Lançado em meados de setembro, Unitopia pretendia alcançar um milhão de visualizações até o fim daquele mês, segundo Felipe Valerim no início do episódio. Passados dois meses, não rompeu a barreira dos 600 mil. É claro que seu alcance ainda é grande para qualquer produto audiovisual, mas considerando todo o investimento e a expectativa que anunciou, Unitopia fracassou e, por ora, é mais um motivo para a universidade comemorar.
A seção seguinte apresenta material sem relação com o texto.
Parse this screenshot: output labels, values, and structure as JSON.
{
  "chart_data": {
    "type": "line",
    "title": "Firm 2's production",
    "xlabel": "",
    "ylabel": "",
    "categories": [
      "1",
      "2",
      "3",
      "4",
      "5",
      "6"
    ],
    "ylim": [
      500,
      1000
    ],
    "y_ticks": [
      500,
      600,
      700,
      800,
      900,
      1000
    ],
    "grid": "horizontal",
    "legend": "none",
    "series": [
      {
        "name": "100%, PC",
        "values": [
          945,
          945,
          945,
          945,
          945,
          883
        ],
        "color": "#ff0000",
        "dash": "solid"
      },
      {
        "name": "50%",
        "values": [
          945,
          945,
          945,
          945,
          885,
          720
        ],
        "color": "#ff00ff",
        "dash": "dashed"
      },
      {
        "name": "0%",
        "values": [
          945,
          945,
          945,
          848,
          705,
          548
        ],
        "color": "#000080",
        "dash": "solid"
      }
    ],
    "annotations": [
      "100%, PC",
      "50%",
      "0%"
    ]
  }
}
Carlos Zacarias de Sena Júnior é professor do Departamento e do Programa de Pós-Graduação em História da Universidade Federal da Bahia (UFBA), pesquisador do Centro de Estudos e Pesquisas em Humanidades (CRH) da FFFCH-UFBA e coordenador do Politiza, Grupo de Pesquisa História Política, dos Partidos e Movimentos Contemporâneos de Esquerda e Direita.
Mayara Balestro é doutoranda em História pela Universidade Federal de Juiz de Fora (UFJF), com estágio doutoral realizado junto à Universitat Autònoma de Barcelona (UAB/Espanha).